The Humble Saver Rediscovers Banks

The interest a consumer in the U.S. can earn on his or her savings account is insultingly small these days—just 0.80 percent on average in October, vs. 3.38 percent in October 2007, according to Market Rates Insight, a provider of financial rate data. Most checking accounts don't even pay interest.

Such tiny or nonexistent returns should encourage consumers to yank their savings from the bank and seek higher yields elsewhere. These are not normal times, though. Since October 2007, says Market Rate Insight, deposits at banks and credit unions have increased by $1 trillion, to $7.74 trillion, an all-time high.

What's going on? Traumatized by the recession, households are saving more. The savings rate has averaged 5.7 percent of disposable income this year, up from 3.1 percent in the prior decade, according to the Commerce Dept. The newly thrifty have to put their savings somewhere. Says Nancy Bush, an independent bank analyst based in Annandale, N.J.: "Deposit levels in the banking system will be higher than in the past because consumers will be spending less and saving more, even when the economy picks up."

Consumers are opting for safety over income when they stash their money in the banks. That means picking savings or checking accounts at FDIC-insured banks. Savers also lean toward savings and checking accounts because they offer instant access to their funds, as opposed to certificates of deposit, which offer a higher yield but penalize holders who want to withdraw funds early.

The surge in savings has increased the importance of so-called core deposits for commercial banks.
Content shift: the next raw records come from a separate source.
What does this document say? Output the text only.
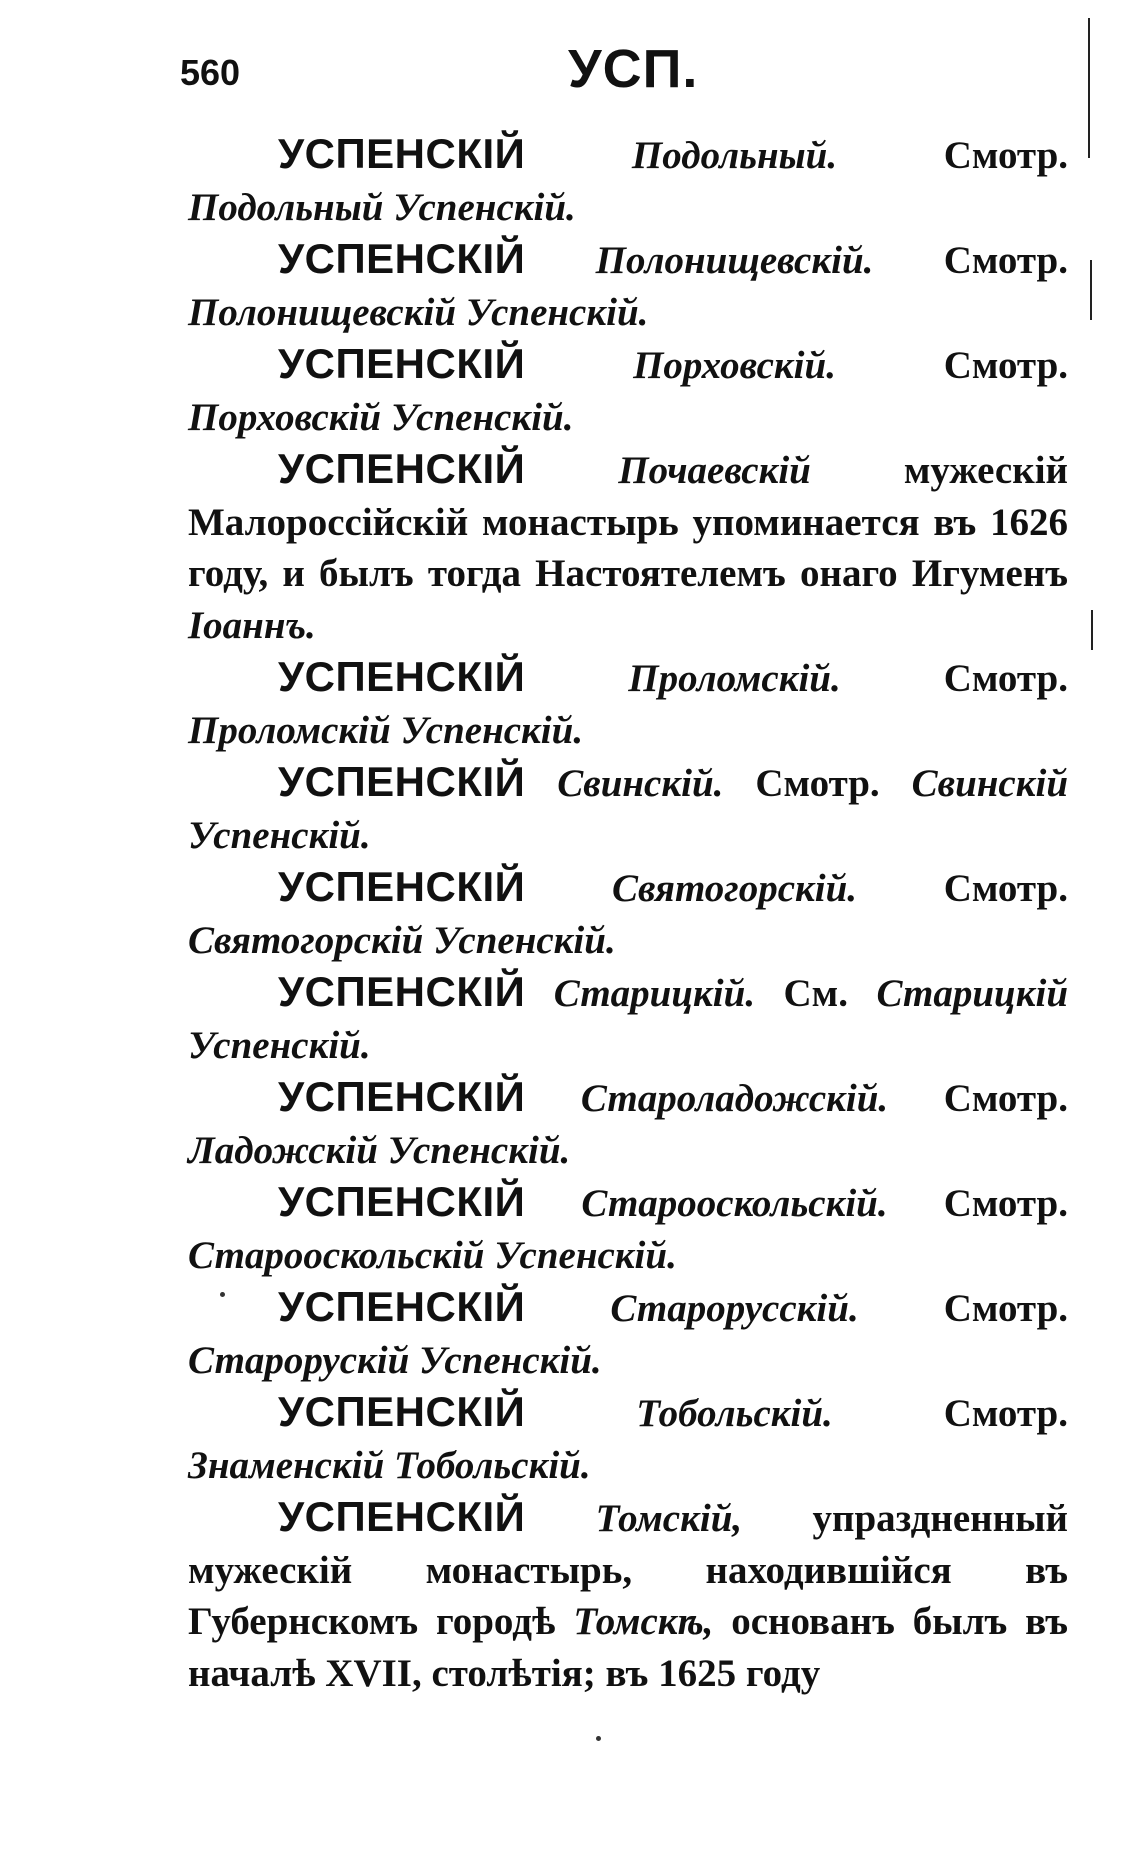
560	УСП.

УСПЕНСКІЙ	Подольный.	Смотр. Подольный Успенскій.

УСПЕНСКІЙ Полонищевскій. Смотр. Полонищевскій Успенскій.

УСПЕНСКІЙ	Порховскій.	Смотр. Порховскій Успенскій.

УСПЕНСКІЙ Почаевскій мужескій Малороссійскій монастырь упоминается въ 1626 году, и былъ тогда Настоятелемъ онаго Игуменъ Іоаннъ.

УСПЕНСКІЙ	Проломскій.	Смотр. Проломскій Успенскій.

УСПЕНСКІЙ Свинскій. Смотр. Свинскій Успенскій.

УСПЕНСКІЙ Святогорскій. Смотр. Святогорскій Успенскій.

УСПЕНСКІЙ Старицкій. См. Старицкій Успенскій.

УСПЕНСКІЙ Староладожскій. Смотр. Ладожскій Успенскій.

УСПЕНСКІЙ Старооскольскій. Смотр. Старооскольскій Успенскій.

УСПЕНСКІЙ Старорусскій. Смотр. Старорускій Успенскій.

УСПЕНСКІЙ	Тобольскій.	Смотр. Знаменскій Тобольскій.

УСПЕНСКІЙ Томскій, упраздненный мужескій монастырь, находившійся въ Губернскомъ городѣ Томскѣ, основанъ былъ въ началѣ XVII, столѣтія; въ 1625 году
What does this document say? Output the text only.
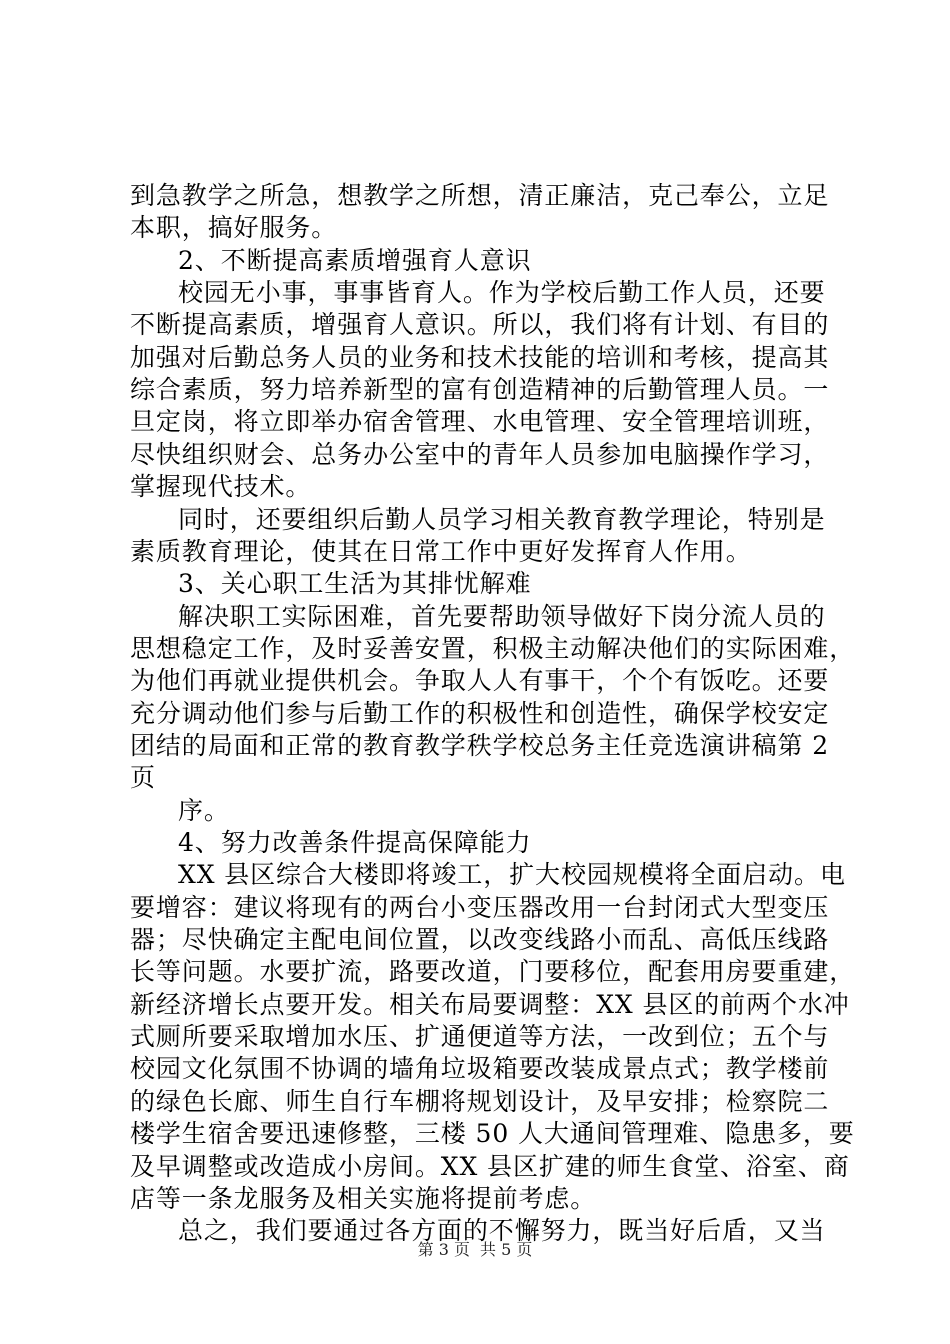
到急教学之所急，想教学之所想，清正廉洁，克己奉公，立足
本职，搞好服务。
2、不断提高素质增强育人意识
校园无小事，事事皆育人。作为学校后勤工作人员，还要
不断提高素质，增强育人意识。所以，我们将有计划、有目的
加强对后勤总务人员的业务和技术技能的培训和考核，提高其
综合素质，努力培养新型的富有创造精神的后勤管理人员。一
旦定岗，将立即举办宿舍管理、水电管理、安全管理培训班，
尽快组织财会、总务办公室中的青年人员参加电脑操作学习，
掌握现代技术。
同时，还要组织后勤人员学习相关教育教学理论，特别是
素质教育理论，使其在日常工作中更好发挥育人作用。
3、关心职工生活为其排忧解难
解决职工实际困难，首先要帮助领导做好下岗分流人员的
思想稳定工作，及时妥善安置，积极主动解决他们的实际困难，
为他们再就业提供机会。争取人人有事干，个个有饭吃。还要
充分调动他们参与后勤工作的积极性和创造性，确保学校安定
团结的局面和正常的教育教学秩学校总务主任竞选演讲稿第 2
页
序。
4、努力改善条件提高保障能力
XX 县区综合大楼即将竣工，扩大校园规模将全面启动。电
要增容：建议将现有的两台小变压器改用一台封闭式大型变压
器；尽快确定主配电间位置，以改变线路小而乱、高低压线路
长等问题。水要扩流，路要改道，门要移位，配套用房要重建，
新经济增长点要开发。相关布局要调整：XX 县区的前两个水冲
式厕所要采取增加水压、扩通便道等方法，一改到位；五个与
校园文化氛围不协调的墙角垃圾箱要改装成景点式；教学楼前
的绿色长廊、师生自行车棚将规划设计，及早安排；检察院二
楼学生宿舍要迅速修整，三楼 50 人大通间管理难、隐患多，要
及早调整或改造成小房间。XX 县区扩建的师生食堂、浴室、商
店等一条龙服务及相关实施将提前考虑。
总之，我们要通过各方面的不懈努力，既当好后盾，又当
第 3 页 共 5 页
Wells Fargo (WFC), the fourth-largest lender by deposits, and fifth-ranked U.S. Bancorp (USB) have said they're competing for such funds, which include checking and savings accounts and time deposits of less than $100,000. Banks have relied more on these deposits for funding since the freeze in credit markets sparked the financial crisis.

The industry must shift from raising funds in debt and securitization markets to increasing core deposits. "Other sources of funding are drying up," says R. Christopher Whalen, a former Federal Reserve analyst and co-founder of Institutional Risk Analytics in Torrance, Calif. "The banks that have stable funding will inherit the earth."

Banks consider core deposits more dependable in times of stress since customers with checking and savings accounts are more likely to keep their money in the bank than investors are likely to purchase new bank bonds. Borrowing by U.S. commercial banks fell 17 percent since July of last year, while deposits increased 9 percent in the same period, according to the Fed.

Deposits funded 81 percent of banks' growth in loans and securities during the third quarter, the FDIC said on Nov. 23. "One of the most overlooked aspects of the current cycle is the shift in funding," says Todd Hagerman, a banking analyst in New York with Collins Stewart, a London-based brokerage. "We're seeing ongoing deleveraging," he says, which means "more reliance on core funding sources."

Core deposits are also valued because banks can easily lend the money at higher rates than they are paying depositors, or profit just by purchasing Treasuries. Customers who provide core deposits, particularly those with checking accounts, are thought to be the most loyal, says Richard C. Hartnack, a vice-chairman and head of consumer and small business at Minneapolis-based U.S. Bancorp. "We're acting as a safe storage place for people's liquidity," he says. "As long as we do a good job, most clients are happy with the proposition."

The bottom line: Americans are saving much more than in the last decade, and at lower rates. Those savings are boosting deposits at U.S. banks.